Dass aus dem angekündigten Roman Die Maske nun ein Erzählungsband geworden ist, sollte deshalb niemanden enttäuschen. Vielleicht ist es sogar ein Glücksfall, dass Kraft und Geduld für einen Vielhundertseiter nicht mehr reichten und stattdessen, gleich einem filigranen Rahmen um das Hauptwerk, ein formeller Bogen geschlagen wurde zu den erzählerischen Anfängen des Autors. Die fünf Texte jedenfalls, die Die Maske auf knapp 120 Seiten vereint, lassen kaum Schwächen erkennen. Mit ihren norddeutschen Szenerien, den bodenständigen Figuren und dem nicht nachlassenden Interesse des Autors an Schicksalen, in denen sich mehr spiegelt als Individualität, sind sie bester Lenz.
Zu Letzterem gehört natürlich die raue Natur des Meeres und der Menschen, die mit den Launen der See aufgewachsen sind. Die Titelgeschichte konfrontiert ihre Leser vom ersten Satz an mit diesen Gegebenheiten. Ein Sturm ist soeben abgeflaut und den Bewohnern einer kleinen Insel wird von den Naturgewalten ein Container mit chinesischen Tiermasken an die Küste geschwemmt. Gewohnt, dass Strandgut in den Besitz seines Finders übergeht, bemächtigt man sich der an das Hamburger Museum für Völkerkunde adressierten Ladung und erlebt in den nächsten Stunden Wundersames. Das eigene Gesicht versteckt hinter einer fremden Maske, will plötzlich gelingen, wozu man von Angesicht zu Angesicht nicht fähig war: Alte Feinde fallen sich in die Arme und eine Liebesgeschichte nimmt ihren Anfang. Die Masken verändern ihre Träger, bringen sie einander nahe - doch nur so lange, bis sie sich ihrer wieder entledigen müssen und ihre wahre Identität die Oberhand gewinnt.

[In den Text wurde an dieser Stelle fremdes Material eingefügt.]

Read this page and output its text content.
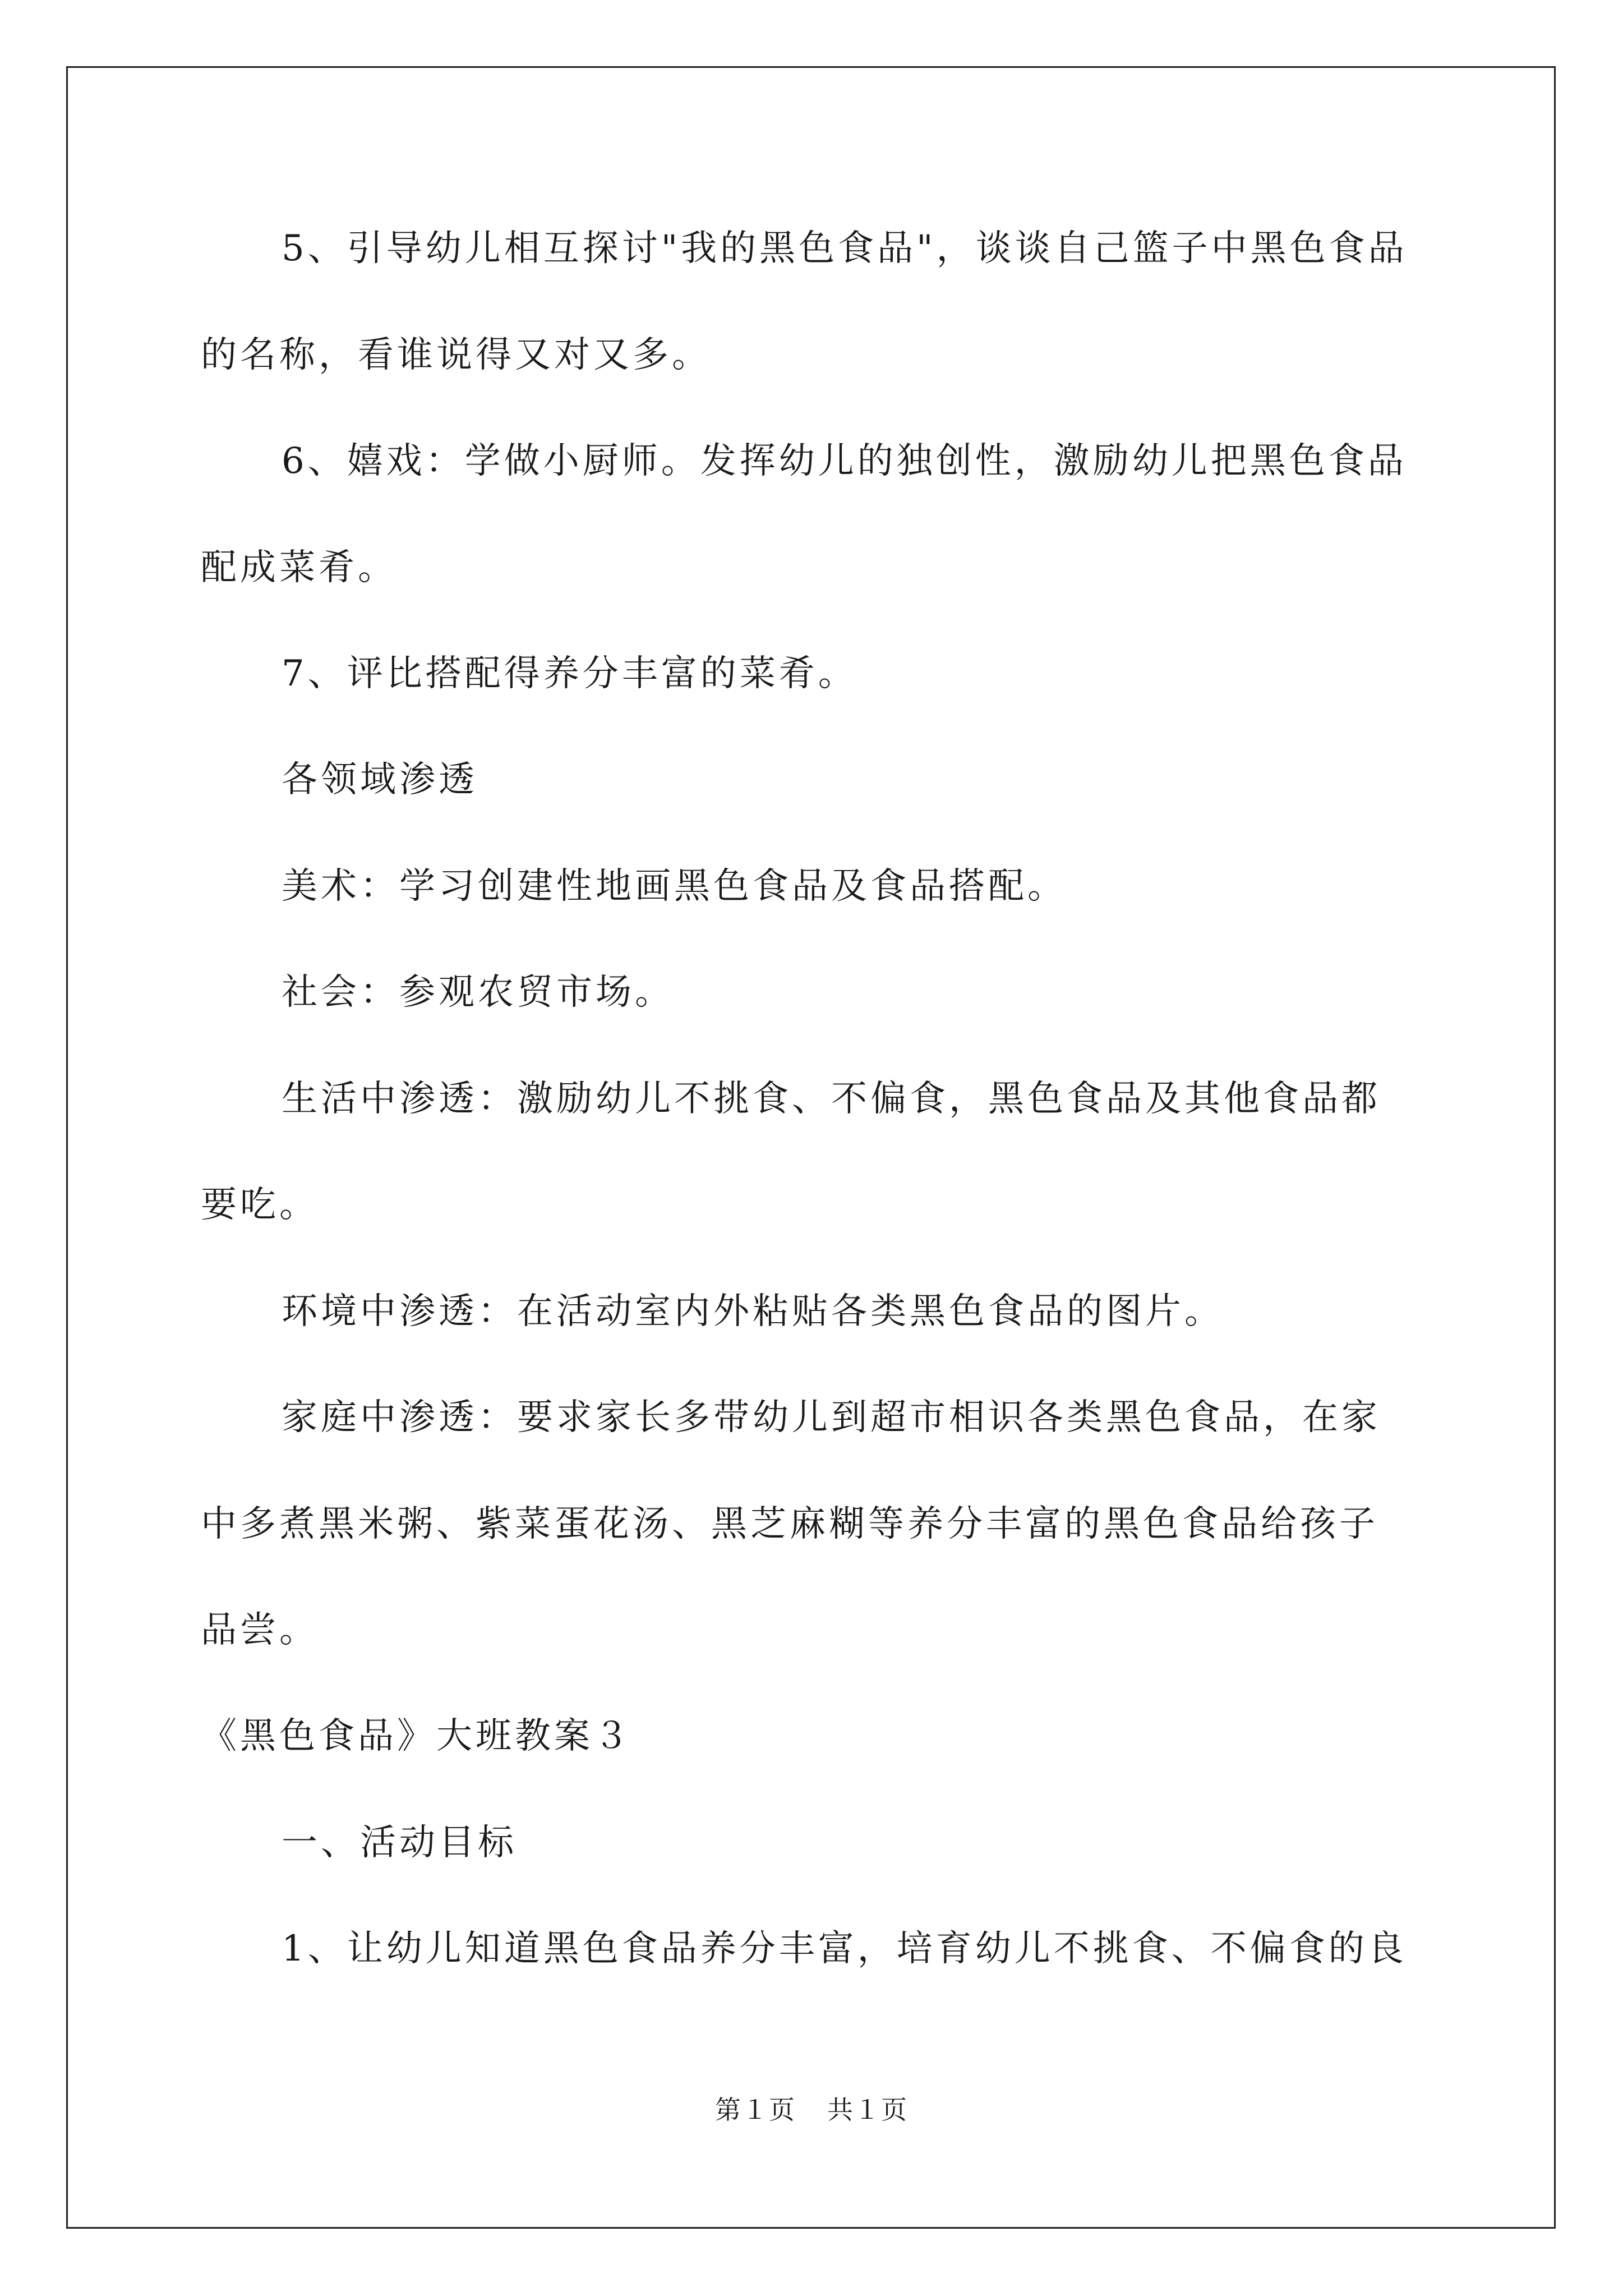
5、引导幼儿相互探讨"我的黑色食品"，谈谈自己篮子中黑色食品

的名称，看谁说得又对又多。

6、嬉戏：学做小厨师。发挥幼儿的独创性，激励幼儿把黑色食品

配成菜肴。

7、评比搭配得养分丰富的菜肴。

各领域渗透

美术：学习创建性地画黑色食品及食品搭配。

社会：参观农贸市场。

生活中渗透：激励幼儿不挑食、不偏食，黑色食品及其他食品都

要吃。

环境中渗透：在活动室内外粘贴各类黑色食品的图片。

家庭中渗透：要求家长多带幼儿到超市相识各类黑色食品，在家

中多煮黑米粥、紫菜蛋花汤、黑芝麻糊等养分丰富的黑色食品给孩子

品尝。

《黑色食品》大班教案３

一、活动目标

1、让幼儿知道黑色食品养分丰富，培育幼儿不挑食、不偏食的良

第１页 共１页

Aber nicht nur hinter einer Maske kann ein Mensch verschwinden und plötzlich ein anderer werden, sondern auch hinter einer Geschichte. Wie jener Kapitän Karsten Klockner in der Erzählung Die Sitzverteilung. Fünf Jahre hat der den Holzschoner „Britta“ durch Nord- und Ostsee gesteuert - bis zu jenem verhängnisvollen Tag, an dem er das Schiff wider besseres Wissen direkt in ein Sturmgebiet hineinlaufen ließ. Weil er als Einziger bis zuletzt auf der Brücke ausharrte, soll er nun von seiner Reederei ausgezeichnet werden. Doch Klockner weiß um seine Schuld und die Erzählung enthüllt sie Seite für Seite, bis es ihrem Protagonisten nicht mehr möglich ist, die Ehrung anzunehmen.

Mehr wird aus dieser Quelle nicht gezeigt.